Periodic Inventory System Definition
A periodic inventory system is an inventory control method that involves counting the number of units on hand at regular intervals. The interval can be as short as a day or as long as a year. This method is very common in many industries, especially those that produce perishable products or have high labor costs. These businesses often don’t have the resources to count every single unit continuously, so they use periodic inventory systems instead. Additionally, small businesses with lower inventory levels use it often because expensive software isn’t worth it for them.
How Does a Periodic Inventory System Work?
The basic principle behind periodic inventory systems is that you record the value of an asset at its original price when it was purchased. After that, you record any increases or decreases in value over time. At some point during the year, you will conduct a physical count of your assets and compare that number to what you have on paper. Any difference between these two numbers will be recorded as either an increase or decrease in value.
When Should You Use a Periodic Inventory System?
Periodic inventory systems should mostly be used when you need more frequent updates (every day, every week) of your inventory than what a perpetual system provides. Another scenario is that you have high levels of turnover in your inventory, for example, during specific seasons. However, they are also used by businesses with large inventories, like warehouses and retail stores.
Advantages of a Periodic Inventory System
The main advantage of using a periodic inventory system is that it allows businesses to reduce their inventory costs by reducing the amount of time they spend counting items. This reduces labor costs and makes it easier for employees to focus on other tasks. It also makes it easier for managers to make accurate estimates about how much merchandise they will need in the future without having to invest in expensive equipment or software.
It also ensures that you don’t overuse the same items or understock certain ones. Additionally, you can track how much money you’ve spent on each item, which can help you plan for future inventory purchases.
Disadvantages of a Periodic Inventory System
A disadvantage of periodic inventory systems is that they can cause problems if you don’t know exactly how much merchandise you’ll need to have in stock. If you order too many units, your excess inventory could end up costing money if it goes bad before you can sell it. Conversely, if you don’t order enough units, your customers might not be able to find what they need in-store/ online.

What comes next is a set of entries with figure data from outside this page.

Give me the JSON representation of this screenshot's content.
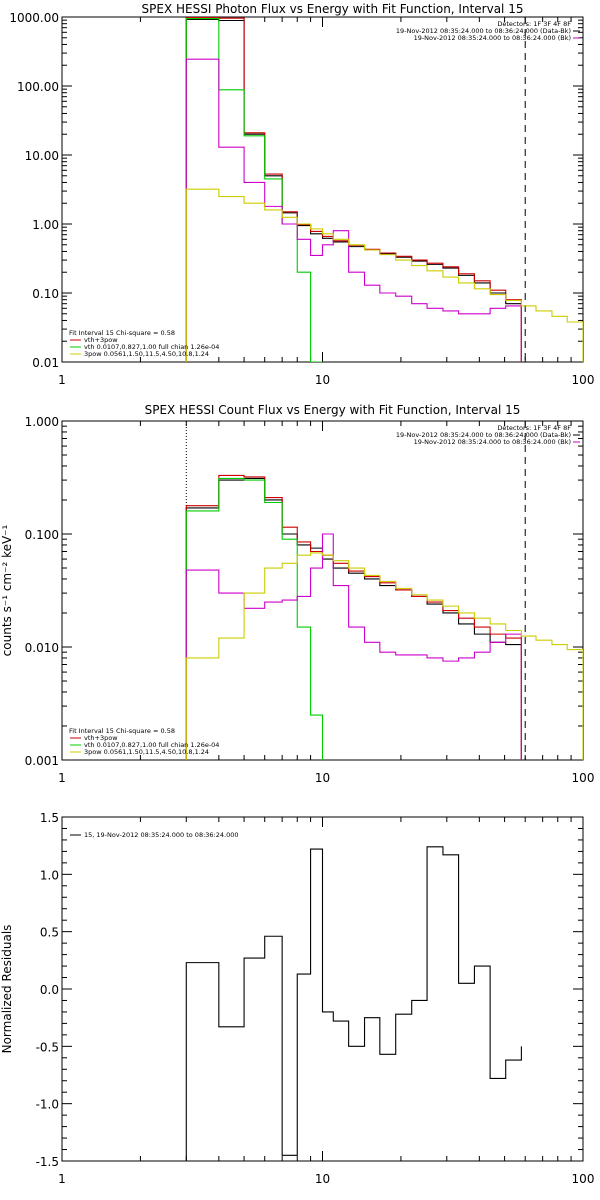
{
  "chart_data": [
    {
      "type": "line",
      "title": "SPEX HESSI Photon Flux vs Energy with Fit Function, Interval 15",
      "ylabel": "",
      "xscale": "log",
      "yscale": "log",
      "xlim": [
        1,
        100
      ],
      "ylim": [
        0.01,
        1000
      ],
      "xticks": [
        "1",
        "10",
        "100"
      ],
      "yticks": [
        "0.01",
        "0.10",
        "1.00",
        "10.00",
        "100.00",
        "1000.00"
      ],
      "ytick_values": [
        0.01,
        0.1,
        1,
        10,
        100,
        1000
      ],
      "header_lines": [
        "Detectors: 1F 3F 4F 8F",
        "19-Nov-2012 08:35:24.000 to 08:36:24.000 (Data-Bk)",
        "19-Nov-2012 08:35:24.000 to 08:36:24.000 (Bk)"
      ],
      "header_colors": [
        "#000000",
        "#000000",
        "#cc00cc"
      ],
      "legend_lines": [
        "Fit Interval 15   Chi-square = 0.58",
        "vth+3pow",
        "vth 0.0107,0.827,1.00  full chian 1.26e-04",
        "3pow 0.0561,1.50,11.5,4.50,10.8,1.24"
      ],
      "legend_colors": [
        "#000000",
        "#cc0000",
        "#00cc00",
        "#cccc00"
      ],
      "vlines": [
        {
          "x": 3,
          "style": "dotted"
        },
        {
          "x": 60,
          "style": "dashed"
        }
      ],
      "series": [
        {
          "color": "#000000",
          "edges": [
            3,
            4,
            5,
            6,
            7,
            8,
            9,
            10,
            11,
            12.6,
            14.5,
            16.6,
            19.1,
            22,
            25.2,
            29,
            33.3,
            38.3,
            44,
            50.5,
            58
          ],
          "values": [
            920,
            890,
            20,
            5,
            1.45,
            0.95,
            0.72,
            0.62,
            0.55,
            0.47,
            0.42,
            0.37,
            0.33,
            0.29,
            0.26,
            0.23,
            0.18,
            0.14,
            0.1,
            0.07
          ]
        },
        {
          "color": "#cc0000",
          "edges": [
            3,
            4,
            5,
            6,
            7,
            8,
            9,
            10,
            11,
            12.6,
            14.5,
            16.6,
            19.1,
            22,
            25.2,
            29,
            33.3,
            38.3,
            44,
            50.5,
            58
          ],
          "values": [
            980,
            960,
            21,
            5.3,
            1.5,
            0.98,
            0.78,
            0.66,
            0.57,
            0.49,
            0.43,
            0.38,
            0.34,
            0.3,
            0.27,
            0.24,
            0.19,
            0.15,
            0.11,
            0.08
          ]
        },
        {
          "color": "#00cc00",
          "edges": [
            3,
            4,
            5,
            6,
            7,
            8,
            9,
            10
          ],
          "values": [
            950,
            88,
            19,
            4.5,
            1.0,
            0.2,
            0.008
          ]
        },
        {
          "color": "#cc00cc",
          "edges": [
            3,
            4,
            5,
            6,
            7,
            8,
            9,
            10,
            11,
            12.6,
            14.5,
            16.6,
            19.1,
            22,
            25.2,
            29,
            33.3,
            38.3,
            44,
            50.5,
            58
          ],
          "values": [
            245,
            13,
            4,
            1.8,
            1.0,
            0.6,
            0.35,
            0.5,
            0.8,
            0.2,
            0.13,
            0.1,
            0.09,
            0.07,
            0.06,
            0.055,
            0.05,
            0.05,
            0.06,
            0.065
          ]
        },
        {
          "color": "#cccc00",
          "edges": [
            3,
            4,
            5,
            6,
            7,
            8,
            9,
            10,
            11,
            12.6,
            14.5,
            16.6,
            19.1,
            22,
            25.2,
            29,
            33.3,
            38.3,
            44,
            50.5,
            58,
            66,
            76,
            87,
            100
          ],
          "values": [
            3.2,
            2.5,
            2.0,
            1.6,
            1.25,
            1.0,
            0.85,
            0.72,
            0.6,
            0.5,
            0.42,
            0.36,
            0.3,
            0.25,
            0.21,
            0.17,
            0.14,
            0.115,
            0.095,
            0.078,
            0.065,
            0.055,
            0.046,
            0.038
          ]
        }
      ]
    },
    {
      "type": "line",
      "title": "SPEX HESSI Count Flux vs Energy with Fit Function, Interval 15",
      "ylabel": "counts s⁻¹ cm⁻² keV⁻¹",
      "xscale": "log",
      "yscale": "log",
      "xlim": [
        1,
        100
      ],
      "ylim": [
        0.001,
        1
      ],
      "xticks": [
        "1",
        "10",
        "100"
      ],
      "yticks": [
        "0.001",
        "0.010",
        "0.100",
        "1.000"
      ],
      "ytick_values": [
        0.001,
        0.01,
        0.1,
        1
      ],
      "header_lines": [
        "Detectors: 1F 3F 4F 8F",
        "19-Nov-2012 08:35:24.000 to 08:36:24.000 (Data-Bk)",
        "19-Nov-2012 08:35:24.000 to 08:36:24.000 (Bk)"
      ],
      "header_colors": [
        "#000000",
        "#000000",
        "#cc00cc"
      ],
      "legend_lines": [
        "Fit Interval 15   Chi-square = 0.58",
        "vth+3pow",
        "vth 0.0107,0.827,1.00  full chian 1.26e-04",
        "3pow 0.0561,1.50,11.5,4.50,10.8,1.24"
      ],
      "legend_colors": [
        "#000000",
        "#cc0000",
        "#00cc00",
        "#cccc00"
      ],
      "vlines": [
        {
          "x": 3,
          "style": "dotted"
        },
        {
          "x": 60,
          "style": "dashed"
        }
      ],
      "series": [
        {
          "color": "#000000",
          "edges": [
            3,
            4,
            5,
            6,
            7,
            8,
            9,
            10,
            11,
            12.6,
            14.5,
            16.6,
            19.1,
            22,
            25.2,
            29,
            33.3,
            38.3,
            44,
            50.5,
            58
          ],
          "values": [
            0.17,
            0.3,
            0.31,
            0.2,
            0.1,
            0.08,
            0.075,
            0.06,
            0.05,
            0.045,
            0.04,
            0.035,
            0.032,
            0.028,
            0.024,
            0.02,
            0.016,
            0.013,
            0.011,
            0.0105
          ]
        },
        {
          "color": "#cc0000",
          "edges": [
            3,
            4,
            5,
            6,
            7,
            8,
            9,
            10,
            11,
            12.6,
            14.5,
            16.6,
            19.1,
            22,
            25.2,
            29,
            33.3,
            38.3,
            44,
            50.5,
            58
          ],
          "values": [
            0.178,
            0.33,
            0.32,
            0.21,
            0.115,
            0.085,
            0.07,
            0.065,
            0.055,
            0.047,
            0.042,
            0.037,
            0.032,
            0.028,
            0.025,
            0.021,
            0.018,
            0.015,
            0.013,
            0.012
          ]
        },
        {
          "color": "#00cc00",
          "edges": [
            3,
            4,
            5,
            6,
            7,
            8,
            9,
            10
          ],
          "values": [
            0.16,
            0.31,
            0.3,
            0.19,
            0.09,
            0.015,
            0.0025
          ]
        },
        {
          "color": "#cc00cc",
          "edges": [
            3,
            4,
            5,
            6,
            7,
            8,
            9,
            10,
            11,
            12.6,
            14.5,
            16.6,
            19.1,
            22,
            25.2,
            29,
            33.3,
            38.3,
            44,
            50.5,
            58
          ],
          "values": [
            0.048,
            0.03,
            0.022,
            0.025,
            0.026,
            0.028,
            0.05,
            0.1,
            0.035,
            0.015,
            0.011,
            0.009,
            0.0085,
            0.0085,
            0.008,
            0.0075,
            0.008,
            0.009,
            0.011,
            0.013
          ]
        },
        {
          "color": "#cccc00",
          "edges": [
            3,
            4,
            5,
            6,
            7,
            8,
            9,
            10,
            11,
            12.6,
            14.5,
            16.6,
            19.1,
            22,
            25.2,
            29,
            33.3,
            38.3,
            44,
            50.5,
            58,
            66,
            76,
            87,
            100
          ],
          "values": [
            0.008,
            0.012,
            0.03,
            0.05,
            0.055,
            0.065,
            0.068,
            0.065,
            0.058,
            0.05,
            0.043,
            0.038,
            0.033,
            0.029,
            0.026,
            0.023,
            0.02,
            0.018,
            0.016,
            0.014,
            0.0125,
            0.0115,
            0.0105,
            0.0095
          ]
        }
      ]
    },
    {
      "type": "line",
      "title": "",
      "ylabel": "Normalized Residuals",
      "xscale": "log",
      "yscale": "linear",
      "xlim": [
        1,
        100
      ],
      "ylim": [
        -1.5,
        1.5
      ],
      "xticks": [
        "1",
        "10",
        "100"
      ],
      "yticks": [
        "-1.5",
        "-1.0",
        "-0.5",
        "0.0",
        "0.5",
        "1.0",
        "1.5"
      ],
      "ytick_values": [
        -1.5,
        -1.0,
        -0.5,
        0.0,
        0.5,
        1.0,
        1.5
      ],
      "header_lines": [],
      "header_colors": [],
      "legend_lines": [
        "15, 19-Nov-2012 08:35:24.000 to 08:36:24.000"
      ],
      "legend_colors": [
        "#000000"
      ],
      "vlines": [],
      "series": [
        {
          "color": "#000000",
          "edges": [
            3,
            4,
            5,
            6,
            7,
            8,
            9,
            10,
            11,
            12.6,
            14.5,
            16.6,
            19.1,
            22,
            25.2,
            29,
            33.3,
            38.3,
            44,
            50.5,
            58
          ],
          "values": [
            0.23,
            -0.33,
            0.27,
            0.46,
            -1.45,
            0.13,
            1.22,
            -0.2,
            -0.28,
            -0.5,
            -0.25,
            -0.57,
            -0.22,
            -0.1,
            1.24,
            1.17,
            0.05,
            0.2,
            -0.78,
            -0.62,
            -0.5
          ],
          "start_baseline": -1.5
        }
      ]
    }
  ]
}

How are periodic and perpetual inventory systems different?
Perpetual count systems use a continuous record to determine inventory value, while periodic count systems are noncontinuous. The perpetual system updates itself automatically at regular intervals. For example, if you’re using an accounting software like Quickbooks, your balance sheet updates itself automatically.
This is in contrast to a periodic inventory system, where you count inventory manually at the end of a fixed period. Basically, you won’t know how many products are left until you count the “closing inventory”.